I had plenty of wardriving stories, scary magazine breach headlines and an abundance of Washington DC three-letter agency white papers to back up my ‘Wi-Fi is a bad idea’ arguments.

Until one day, I almost got fired when I insisted that we could not put Wi-Fi in our government conference rooms. I said, “We just can’t do it. Not secure. Bad idea. I’m vetoing the project!”

My boss, and state CIO at the time, was Teri Takai. Teri later went on to become the CIO in California Government and at the Department of Defense. Teri said, “Dan, if that’s your answer, you can’t be the CISO in Michigan.”

Teri went on, “I’ve been to Dow, Ford, Chrysler and GM, and they all have Wi-Fi in their conference rooms. So you need to figure out what they know that you don’t know and then come back and tell me how we’re going to implement Wi-Fi securely. And I’m giving you one week.”

That meeting started a transformation in my security career. I began to rethink my role, my team’s mission and how we were being perceived. I refocused my tactical and strategic initiatives to become an enabler of innovation – with the ‘right’ level of security. We went on to win awards for secure Wi-Fi deployments in government a few years later.

And there was larger lesson for me from this experience. I now constantly ask myself: Am I bringing the organisation problems or workable solutions? Am I getting to yes?

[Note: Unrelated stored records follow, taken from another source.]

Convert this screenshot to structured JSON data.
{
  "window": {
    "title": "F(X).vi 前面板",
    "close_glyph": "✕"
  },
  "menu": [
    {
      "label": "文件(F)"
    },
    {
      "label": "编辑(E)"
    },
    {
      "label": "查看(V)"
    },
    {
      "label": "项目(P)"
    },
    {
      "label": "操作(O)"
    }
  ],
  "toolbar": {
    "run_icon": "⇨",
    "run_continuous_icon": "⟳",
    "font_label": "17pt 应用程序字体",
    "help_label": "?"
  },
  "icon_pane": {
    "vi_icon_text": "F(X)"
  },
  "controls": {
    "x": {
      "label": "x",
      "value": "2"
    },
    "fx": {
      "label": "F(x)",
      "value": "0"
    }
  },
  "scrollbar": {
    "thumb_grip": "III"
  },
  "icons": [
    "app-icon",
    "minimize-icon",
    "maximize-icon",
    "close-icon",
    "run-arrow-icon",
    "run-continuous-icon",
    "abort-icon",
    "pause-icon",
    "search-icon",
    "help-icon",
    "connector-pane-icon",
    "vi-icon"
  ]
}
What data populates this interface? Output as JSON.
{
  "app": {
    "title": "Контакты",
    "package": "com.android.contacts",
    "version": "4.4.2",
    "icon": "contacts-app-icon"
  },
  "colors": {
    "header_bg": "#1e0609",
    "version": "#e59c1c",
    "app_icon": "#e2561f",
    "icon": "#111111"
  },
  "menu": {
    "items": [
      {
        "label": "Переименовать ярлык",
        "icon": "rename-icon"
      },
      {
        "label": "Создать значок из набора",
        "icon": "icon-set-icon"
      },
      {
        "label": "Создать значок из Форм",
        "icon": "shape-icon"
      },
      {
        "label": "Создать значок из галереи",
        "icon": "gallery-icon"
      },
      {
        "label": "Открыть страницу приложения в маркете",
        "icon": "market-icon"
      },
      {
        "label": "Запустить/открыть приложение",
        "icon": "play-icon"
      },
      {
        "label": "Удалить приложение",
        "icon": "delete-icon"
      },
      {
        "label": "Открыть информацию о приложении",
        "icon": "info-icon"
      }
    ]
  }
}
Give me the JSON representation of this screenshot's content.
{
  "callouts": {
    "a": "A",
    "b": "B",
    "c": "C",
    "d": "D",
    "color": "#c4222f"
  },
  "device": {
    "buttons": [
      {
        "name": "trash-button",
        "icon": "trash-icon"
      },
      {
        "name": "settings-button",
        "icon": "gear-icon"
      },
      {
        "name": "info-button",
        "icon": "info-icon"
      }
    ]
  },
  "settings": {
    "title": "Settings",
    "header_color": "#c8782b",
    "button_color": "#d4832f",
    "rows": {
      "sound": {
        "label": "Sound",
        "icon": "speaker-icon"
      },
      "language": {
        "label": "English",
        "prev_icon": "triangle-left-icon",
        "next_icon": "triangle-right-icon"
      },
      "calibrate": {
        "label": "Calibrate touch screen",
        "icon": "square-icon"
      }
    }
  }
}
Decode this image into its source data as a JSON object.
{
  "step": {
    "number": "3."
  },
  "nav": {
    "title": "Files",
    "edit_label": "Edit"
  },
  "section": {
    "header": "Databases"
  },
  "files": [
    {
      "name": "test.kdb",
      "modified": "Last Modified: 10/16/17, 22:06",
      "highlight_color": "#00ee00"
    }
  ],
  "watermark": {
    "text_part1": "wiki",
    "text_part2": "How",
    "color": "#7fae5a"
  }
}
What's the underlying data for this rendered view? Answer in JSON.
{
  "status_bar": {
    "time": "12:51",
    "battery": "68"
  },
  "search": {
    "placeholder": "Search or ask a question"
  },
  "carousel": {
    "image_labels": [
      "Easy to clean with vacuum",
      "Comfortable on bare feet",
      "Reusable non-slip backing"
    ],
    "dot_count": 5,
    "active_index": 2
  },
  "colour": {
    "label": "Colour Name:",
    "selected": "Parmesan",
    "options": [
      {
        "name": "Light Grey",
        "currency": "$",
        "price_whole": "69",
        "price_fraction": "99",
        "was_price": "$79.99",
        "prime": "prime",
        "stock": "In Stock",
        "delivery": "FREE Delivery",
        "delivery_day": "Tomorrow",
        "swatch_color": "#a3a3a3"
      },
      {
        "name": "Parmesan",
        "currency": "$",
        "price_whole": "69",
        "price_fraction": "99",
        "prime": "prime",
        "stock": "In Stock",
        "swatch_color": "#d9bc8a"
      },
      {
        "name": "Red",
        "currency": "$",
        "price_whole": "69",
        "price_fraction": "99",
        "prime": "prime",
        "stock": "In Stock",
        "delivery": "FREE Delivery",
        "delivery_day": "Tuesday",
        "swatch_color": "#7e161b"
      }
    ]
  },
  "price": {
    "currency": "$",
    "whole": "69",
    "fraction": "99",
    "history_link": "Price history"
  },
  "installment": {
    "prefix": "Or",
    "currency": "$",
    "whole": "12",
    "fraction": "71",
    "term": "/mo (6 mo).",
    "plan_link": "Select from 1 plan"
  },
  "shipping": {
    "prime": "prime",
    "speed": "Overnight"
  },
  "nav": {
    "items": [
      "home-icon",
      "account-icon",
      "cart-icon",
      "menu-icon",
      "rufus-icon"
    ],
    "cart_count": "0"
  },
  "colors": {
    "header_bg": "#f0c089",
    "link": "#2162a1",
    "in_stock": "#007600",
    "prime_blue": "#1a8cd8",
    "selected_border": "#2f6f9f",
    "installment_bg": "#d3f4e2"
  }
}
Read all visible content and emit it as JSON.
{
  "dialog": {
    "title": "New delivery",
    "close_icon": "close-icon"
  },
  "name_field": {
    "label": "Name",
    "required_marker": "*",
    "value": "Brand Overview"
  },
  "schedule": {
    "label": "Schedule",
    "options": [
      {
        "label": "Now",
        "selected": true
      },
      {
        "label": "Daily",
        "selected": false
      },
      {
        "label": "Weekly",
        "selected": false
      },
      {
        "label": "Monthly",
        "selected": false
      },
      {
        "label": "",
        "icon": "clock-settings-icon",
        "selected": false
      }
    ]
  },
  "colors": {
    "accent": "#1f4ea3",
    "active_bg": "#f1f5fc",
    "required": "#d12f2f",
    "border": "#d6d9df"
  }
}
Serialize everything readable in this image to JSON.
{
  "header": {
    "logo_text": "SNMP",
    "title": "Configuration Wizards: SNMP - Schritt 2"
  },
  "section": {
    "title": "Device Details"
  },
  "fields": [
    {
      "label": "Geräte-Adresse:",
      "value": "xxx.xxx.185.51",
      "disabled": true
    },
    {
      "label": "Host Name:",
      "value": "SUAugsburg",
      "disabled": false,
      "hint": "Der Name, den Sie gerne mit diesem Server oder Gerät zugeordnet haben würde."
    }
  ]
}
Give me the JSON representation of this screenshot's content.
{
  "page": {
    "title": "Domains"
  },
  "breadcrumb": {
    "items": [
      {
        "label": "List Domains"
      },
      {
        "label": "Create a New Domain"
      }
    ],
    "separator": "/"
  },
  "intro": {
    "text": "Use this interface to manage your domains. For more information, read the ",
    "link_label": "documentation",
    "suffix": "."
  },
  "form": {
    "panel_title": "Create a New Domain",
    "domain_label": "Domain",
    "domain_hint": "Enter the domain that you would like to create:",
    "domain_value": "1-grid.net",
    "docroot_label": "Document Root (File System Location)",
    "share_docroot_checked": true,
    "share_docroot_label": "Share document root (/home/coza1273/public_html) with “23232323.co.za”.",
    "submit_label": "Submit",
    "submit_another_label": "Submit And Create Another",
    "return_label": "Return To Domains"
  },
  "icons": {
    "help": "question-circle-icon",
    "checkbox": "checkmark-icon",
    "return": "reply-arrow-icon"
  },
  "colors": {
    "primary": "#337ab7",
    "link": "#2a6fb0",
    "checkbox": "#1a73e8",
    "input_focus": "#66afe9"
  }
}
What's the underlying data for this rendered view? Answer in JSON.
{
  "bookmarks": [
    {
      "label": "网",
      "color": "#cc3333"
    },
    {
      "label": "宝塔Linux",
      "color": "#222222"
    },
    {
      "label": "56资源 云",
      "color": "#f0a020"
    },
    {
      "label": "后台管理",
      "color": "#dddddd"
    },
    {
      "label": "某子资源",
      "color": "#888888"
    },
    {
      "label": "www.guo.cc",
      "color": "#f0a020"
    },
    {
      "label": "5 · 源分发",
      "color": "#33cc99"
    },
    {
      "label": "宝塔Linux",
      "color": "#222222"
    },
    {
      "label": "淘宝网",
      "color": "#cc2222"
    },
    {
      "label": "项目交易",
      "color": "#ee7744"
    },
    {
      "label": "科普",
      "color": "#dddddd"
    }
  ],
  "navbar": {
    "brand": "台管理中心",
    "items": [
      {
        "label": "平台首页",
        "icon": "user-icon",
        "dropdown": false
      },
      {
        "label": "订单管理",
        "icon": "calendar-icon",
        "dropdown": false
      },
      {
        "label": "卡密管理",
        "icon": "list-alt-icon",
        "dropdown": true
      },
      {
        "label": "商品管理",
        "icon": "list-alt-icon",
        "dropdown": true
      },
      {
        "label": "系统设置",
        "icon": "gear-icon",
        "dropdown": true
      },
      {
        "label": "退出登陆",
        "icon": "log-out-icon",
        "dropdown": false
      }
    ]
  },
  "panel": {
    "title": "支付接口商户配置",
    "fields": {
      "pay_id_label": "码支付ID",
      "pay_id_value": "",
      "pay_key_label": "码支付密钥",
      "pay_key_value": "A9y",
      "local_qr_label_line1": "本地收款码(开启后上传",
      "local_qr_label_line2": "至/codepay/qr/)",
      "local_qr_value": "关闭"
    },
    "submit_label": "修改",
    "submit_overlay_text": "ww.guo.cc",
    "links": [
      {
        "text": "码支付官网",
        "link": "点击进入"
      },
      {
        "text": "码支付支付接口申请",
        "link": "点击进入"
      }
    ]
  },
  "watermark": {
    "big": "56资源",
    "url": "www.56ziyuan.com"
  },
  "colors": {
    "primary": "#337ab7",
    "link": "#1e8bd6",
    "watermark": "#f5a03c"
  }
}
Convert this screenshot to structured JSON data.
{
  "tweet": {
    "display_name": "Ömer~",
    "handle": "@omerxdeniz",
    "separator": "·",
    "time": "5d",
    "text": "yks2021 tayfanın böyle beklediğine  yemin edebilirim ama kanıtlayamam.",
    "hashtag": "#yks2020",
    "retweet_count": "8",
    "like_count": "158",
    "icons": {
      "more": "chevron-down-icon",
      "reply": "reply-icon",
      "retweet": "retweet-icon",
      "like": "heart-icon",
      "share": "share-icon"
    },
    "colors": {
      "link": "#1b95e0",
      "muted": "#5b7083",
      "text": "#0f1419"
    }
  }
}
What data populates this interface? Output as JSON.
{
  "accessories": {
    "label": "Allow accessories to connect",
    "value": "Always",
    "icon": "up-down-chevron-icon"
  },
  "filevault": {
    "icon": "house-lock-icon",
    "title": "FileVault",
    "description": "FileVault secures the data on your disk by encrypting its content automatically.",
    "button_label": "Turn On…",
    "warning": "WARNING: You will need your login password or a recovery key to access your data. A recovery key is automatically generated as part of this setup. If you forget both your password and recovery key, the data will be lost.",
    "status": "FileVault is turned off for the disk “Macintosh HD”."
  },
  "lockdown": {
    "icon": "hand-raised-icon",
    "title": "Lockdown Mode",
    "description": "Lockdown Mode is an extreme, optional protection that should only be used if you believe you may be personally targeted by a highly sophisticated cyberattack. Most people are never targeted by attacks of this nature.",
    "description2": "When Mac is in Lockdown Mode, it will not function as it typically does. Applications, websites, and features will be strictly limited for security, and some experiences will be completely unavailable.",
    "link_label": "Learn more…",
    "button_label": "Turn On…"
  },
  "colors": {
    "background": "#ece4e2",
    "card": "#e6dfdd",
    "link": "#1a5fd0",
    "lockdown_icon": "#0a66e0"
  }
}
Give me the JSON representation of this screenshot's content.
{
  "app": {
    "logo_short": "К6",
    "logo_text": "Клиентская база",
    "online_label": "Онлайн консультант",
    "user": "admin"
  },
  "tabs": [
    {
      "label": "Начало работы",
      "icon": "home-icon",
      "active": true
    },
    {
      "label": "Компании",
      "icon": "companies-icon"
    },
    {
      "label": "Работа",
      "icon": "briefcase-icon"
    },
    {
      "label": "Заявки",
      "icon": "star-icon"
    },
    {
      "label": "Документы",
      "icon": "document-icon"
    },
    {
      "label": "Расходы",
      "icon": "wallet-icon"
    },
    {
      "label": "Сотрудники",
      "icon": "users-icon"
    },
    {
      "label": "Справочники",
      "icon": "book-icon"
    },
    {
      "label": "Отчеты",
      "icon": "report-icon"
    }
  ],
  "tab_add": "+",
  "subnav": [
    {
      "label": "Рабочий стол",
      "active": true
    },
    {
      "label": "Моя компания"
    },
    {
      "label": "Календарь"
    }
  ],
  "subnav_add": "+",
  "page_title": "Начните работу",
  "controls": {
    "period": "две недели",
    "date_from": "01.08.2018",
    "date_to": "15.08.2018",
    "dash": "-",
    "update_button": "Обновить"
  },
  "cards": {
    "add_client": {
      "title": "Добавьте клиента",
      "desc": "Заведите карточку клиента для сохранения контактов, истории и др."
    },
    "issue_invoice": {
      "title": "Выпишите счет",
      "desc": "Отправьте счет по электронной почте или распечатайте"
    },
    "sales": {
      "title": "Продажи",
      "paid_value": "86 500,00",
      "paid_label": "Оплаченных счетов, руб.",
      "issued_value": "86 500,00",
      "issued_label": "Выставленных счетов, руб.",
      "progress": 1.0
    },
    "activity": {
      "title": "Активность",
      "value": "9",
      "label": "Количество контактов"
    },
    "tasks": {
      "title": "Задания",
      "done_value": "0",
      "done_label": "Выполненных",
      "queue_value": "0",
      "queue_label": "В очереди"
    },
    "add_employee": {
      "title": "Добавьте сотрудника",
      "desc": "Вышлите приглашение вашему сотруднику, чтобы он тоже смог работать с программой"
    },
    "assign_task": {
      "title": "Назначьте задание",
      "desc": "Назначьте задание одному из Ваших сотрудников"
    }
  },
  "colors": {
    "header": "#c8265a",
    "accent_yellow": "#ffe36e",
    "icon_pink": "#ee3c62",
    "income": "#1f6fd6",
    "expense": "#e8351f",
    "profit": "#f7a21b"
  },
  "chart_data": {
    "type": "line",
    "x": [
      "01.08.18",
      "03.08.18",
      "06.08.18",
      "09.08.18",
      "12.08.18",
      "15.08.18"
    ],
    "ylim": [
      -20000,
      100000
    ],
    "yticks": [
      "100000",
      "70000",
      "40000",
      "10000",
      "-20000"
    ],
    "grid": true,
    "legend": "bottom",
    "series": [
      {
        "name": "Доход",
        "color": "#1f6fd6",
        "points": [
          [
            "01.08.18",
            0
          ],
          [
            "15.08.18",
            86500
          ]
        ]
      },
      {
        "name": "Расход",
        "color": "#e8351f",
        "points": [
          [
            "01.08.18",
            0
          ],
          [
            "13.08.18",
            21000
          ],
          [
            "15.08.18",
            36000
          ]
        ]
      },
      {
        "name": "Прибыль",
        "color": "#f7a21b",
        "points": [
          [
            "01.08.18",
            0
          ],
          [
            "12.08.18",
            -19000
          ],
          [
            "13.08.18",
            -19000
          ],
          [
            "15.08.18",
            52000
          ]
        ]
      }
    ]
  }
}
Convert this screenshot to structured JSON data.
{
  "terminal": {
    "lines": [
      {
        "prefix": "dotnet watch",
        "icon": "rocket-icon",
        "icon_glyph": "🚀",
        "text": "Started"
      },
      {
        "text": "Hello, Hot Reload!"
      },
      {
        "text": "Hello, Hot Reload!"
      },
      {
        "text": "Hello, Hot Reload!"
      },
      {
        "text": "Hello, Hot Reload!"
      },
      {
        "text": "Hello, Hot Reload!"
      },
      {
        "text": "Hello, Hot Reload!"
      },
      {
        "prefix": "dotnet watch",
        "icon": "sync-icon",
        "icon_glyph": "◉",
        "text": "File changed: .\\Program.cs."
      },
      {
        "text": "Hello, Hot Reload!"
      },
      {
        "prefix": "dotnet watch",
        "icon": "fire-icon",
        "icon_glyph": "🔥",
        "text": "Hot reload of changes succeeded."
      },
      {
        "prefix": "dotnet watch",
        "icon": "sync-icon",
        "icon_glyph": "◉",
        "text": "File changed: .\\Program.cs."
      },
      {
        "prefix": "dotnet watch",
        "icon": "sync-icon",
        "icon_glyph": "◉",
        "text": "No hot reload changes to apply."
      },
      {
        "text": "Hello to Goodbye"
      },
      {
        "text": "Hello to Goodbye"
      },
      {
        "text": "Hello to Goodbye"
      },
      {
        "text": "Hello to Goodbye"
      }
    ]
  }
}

What is your favourite quote? "The farther backward you can look, the farther forward you are likely to see." SIR WINSTON CHURCHILL

What are you reading now? Security predictions for 2022 – all across the online world.

In my spare time, I like to… Go to church. Watch and play sports.

Most people don't know that I… I spoke on cybersecurity at an IDC Security roadshow in Moscow in 2010 – with the blessing of the FBI. I wrote about my experience here: https://www.govtech.com/blogs/lohrmann-on-cybersecurity/redefining-enemies-21st-century.html

Ask me to do anything but… Cheer for the University of Michigan (U of M) when they are playing Michigan State University (MSU) in college football. Go Spartans!